Angst hätten viele, betonte auch Wolfgang Zöller (CSU). Angst, künstlich am Leben gehalten, „zum Objekt hochtechnisierter Medizin zu werden“. Im Schildern des Problems waren sich die Unterzeichner der drei Gesetzesanträge einig. Medizinischer Fortschritt könne nicht nur Geschenk, sondern auch Qual bedeuten. Es drohten Fremdbestimmung, Zwangsbehandlung. Und die Menschen hätten ein Anrecht auf das Wissen, ob Verfügungen über ihr Lebensende, die sie bei klarem Bewusstsein getroffen haben, rechtlich bindend sind.

Also ein Gesetz, das Klarheit schafft. Doch das ist, wie die Redner in unterschiedlicher Deutlichkeit betonten, auch Risiko. Selbst die Befürworter des letztlich siegreichen Antrags um den SPD-Experten Joachim Stünker zogen auf die Schnelle noch eine Formulierung ein, die vor Automatismus warnt, auf Abklärung mit Betreuern und Angehörigen am Krankenbett pocht und ärztliche Beratung vor der Abfassung der Verfügung empfiehlt. Das dürfte manchen Unentschiedenen dann zur Zustimmung bewogen haben. In die Debatte gegangen war der Antrag mit 280 Stimmen. Am Ende waren 317 dafür.

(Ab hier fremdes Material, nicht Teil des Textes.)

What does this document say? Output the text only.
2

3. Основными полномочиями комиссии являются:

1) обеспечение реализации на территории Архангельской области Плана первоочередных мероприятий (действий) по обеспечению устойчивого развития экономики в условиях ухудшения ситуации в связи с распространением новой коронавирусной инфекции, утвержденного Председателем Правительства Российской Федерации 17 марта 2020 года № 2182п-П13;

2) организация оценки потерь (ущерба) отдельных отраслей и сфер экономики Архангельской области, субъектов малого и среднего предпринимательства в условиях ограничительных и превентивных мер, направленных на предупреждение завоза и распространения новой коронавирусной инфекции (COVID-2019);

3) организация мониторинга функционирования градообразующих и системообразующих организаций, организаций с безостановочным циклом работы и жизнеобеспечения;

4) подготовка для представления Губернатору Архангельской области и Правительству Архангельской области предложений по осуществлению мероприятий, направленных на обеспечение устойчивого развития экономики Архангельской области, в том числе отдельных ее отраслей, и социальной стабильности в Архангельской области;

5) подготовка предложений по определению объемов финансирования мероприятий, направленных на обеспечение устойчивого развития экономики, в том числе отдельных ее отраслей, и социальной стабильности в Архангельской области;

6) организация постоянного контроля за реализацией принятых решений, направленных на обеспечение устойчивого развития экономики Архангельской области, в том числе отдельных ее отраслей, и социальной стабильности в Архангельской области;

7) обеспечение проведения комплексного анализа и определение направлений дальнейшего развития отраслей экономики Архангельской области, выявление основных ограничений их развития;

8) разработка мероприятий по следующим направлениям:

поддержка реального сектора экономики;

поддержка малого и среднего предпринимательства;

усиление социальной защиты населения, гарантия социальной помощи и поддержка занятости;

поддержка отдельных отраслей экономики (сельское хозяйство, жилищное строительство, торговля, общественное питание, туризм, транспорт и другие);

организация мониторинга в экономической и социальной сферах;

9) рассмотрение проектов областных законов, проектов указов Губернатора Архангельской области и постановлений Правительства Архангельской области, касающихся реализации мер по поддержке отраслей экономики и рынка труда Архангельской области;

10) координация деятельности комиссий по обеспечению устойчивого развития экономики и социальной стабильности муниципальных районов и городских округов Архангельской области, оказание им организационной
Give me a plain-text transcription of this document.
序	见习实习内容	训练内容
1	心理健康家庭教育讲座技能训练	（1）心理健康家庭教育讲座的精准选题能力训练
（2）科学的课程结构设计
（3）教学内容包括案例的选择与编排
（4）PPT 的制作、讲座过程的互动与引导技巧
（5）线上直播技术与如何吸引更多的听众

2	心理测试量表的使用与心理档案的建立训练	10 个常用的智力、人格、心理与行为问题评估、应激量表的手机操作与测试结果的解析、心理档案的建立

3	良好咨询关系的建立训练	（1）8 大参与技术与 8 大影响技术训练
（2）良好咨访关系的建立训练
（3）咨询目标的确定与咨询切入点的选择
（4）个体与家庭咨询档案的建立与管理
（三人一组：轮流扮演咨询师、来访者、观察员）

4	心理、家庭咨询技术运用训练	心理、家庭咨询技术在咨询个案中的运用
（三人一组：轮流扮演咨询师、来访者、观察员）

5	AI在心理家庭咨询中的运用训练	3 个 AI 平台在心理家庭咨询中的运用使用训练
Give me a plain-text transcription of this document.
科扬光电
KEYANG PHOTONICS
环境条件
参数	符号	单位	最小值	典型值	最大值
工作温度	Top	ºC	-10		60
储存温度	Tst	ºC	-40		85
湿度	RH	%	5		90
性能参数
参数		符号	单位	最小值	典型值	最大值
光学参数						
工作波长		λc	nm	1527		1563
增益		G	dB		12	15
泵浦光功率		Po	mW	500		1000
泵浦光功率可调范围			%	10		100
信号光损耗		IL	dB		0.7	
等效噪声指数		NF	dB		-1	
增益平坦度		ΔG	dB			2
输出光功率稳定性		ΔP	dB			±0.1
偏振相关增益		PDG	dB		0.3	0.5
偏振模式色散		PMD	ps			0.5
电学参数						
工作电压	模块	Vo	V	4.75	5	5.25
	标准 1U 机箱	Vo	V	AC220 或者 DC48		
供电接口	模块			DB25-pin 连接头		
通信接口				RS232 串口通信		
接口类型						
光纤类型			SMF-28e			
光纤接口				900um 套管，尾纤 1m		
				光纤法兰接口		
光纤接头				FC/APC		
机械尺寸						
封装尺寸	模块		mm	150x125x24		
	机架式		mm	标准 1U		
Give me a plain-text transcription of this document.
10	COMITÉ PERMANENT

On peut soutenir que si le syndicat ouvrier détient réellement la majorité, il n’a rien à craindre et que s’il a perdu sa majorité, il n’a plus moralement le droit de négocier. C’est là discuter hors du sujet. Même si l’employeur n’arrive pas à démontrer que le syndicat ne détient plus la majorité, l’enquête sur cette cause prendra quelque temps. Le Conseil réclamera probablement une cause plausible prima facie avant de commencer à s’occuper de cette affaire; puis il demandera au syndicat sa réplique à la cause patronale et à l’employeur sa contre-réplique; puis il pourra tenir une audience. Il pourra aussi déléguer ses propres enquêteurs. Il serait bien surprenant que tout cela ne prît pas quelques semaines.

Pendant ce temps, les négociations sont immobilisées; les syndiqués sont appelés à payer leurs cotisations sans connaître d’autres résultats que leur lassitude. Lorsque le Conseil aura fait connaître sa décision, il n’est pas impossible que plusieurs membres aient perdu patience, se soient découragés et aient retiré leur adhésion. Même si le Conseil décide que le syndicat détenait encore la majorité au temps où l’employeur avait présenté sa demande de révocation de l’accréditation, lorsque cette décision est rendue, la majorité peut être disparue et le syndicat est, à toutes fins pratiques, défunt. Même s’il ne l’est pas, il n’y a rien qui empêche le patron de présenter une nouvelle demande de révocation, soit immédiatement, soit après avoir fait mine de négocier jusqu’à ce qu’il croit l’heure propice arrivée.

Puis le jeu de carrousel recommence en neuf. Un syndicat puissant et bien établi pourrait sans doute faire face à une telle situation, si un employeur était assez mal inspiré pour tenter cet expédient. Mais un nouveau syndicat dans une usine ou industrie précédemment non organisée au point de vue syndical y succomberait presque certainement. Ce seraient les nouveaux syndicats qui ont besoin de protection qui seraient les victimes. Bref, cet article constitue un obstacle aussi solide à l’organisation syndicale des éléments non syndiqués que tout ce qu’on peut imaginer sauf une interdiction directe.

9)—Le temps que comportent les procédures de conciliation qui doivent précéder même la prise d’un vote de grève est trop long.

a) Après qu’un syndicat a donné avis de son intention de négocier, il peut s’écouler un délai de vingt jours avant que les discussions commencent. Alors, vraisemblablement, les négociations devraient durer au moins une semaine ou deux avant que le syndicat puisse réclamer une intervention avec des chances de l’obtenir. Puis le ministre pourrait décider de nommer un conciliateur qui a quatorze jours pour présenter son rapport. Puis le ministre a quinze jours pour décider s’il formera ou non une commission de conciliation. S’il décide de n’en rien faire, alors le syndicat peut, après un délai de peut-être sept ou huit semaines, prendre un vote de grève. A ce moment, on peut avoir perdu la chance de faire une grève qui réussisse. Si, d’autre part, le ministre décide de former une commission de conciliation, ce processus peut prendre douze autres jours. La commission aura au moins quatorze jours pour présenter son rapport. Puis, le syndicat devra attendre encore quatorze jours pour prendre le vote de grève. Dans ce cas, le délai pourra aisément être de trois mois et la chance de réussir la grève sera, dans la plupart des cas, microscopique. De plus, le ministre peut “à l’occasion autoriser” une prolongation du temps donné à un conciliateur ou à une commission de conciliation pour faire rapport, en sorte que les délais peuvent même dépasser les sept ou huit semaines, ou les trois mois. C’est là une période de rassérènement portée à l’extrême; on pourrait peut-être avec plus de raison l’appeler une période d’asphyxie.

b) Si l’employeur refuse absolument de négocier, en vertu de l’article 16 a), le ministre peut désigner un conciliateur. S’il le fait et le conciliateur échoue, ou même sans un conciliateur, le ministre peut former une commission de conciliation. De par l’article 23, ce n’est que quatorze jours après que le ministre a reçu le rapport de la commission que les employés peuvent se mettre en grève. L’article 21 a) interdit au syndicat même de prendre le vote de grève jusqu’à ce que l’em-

Außerdem gab es am Ende nur die Alternative: gar kein Gesetz oder ein weitreichendes. Zwei Anträge, die strengere Begrenzungen vorsahen, waren vorher abgelehnt worden – darunter auch der einer fraktionsübergreifenden Gruppe um Wolfgang Bosbach (CDU). Sie hatte darauf gedrängt, die Geltung von Patientenverfügungen auf zwingend todbringende Erkrankungen zu beschränken. In exakt dieser Frage offenbarte sich am Donnerstag der größte Gegensatz unter den Gesetzesbefürwortern. Schwere Krankheiten könnten auch feststehende und per Verfügungen vorgegebene Sichtweisen verändern, betonte Röspel. Und was, wenn sich der Kranke dann nicht mehr äußern kann? „Wir wollen keine Zwei-Klassen-Selbstbestimmung“, entgegnete SPD-Mann Strässer. Dies sah dann auch die Mehrheit so.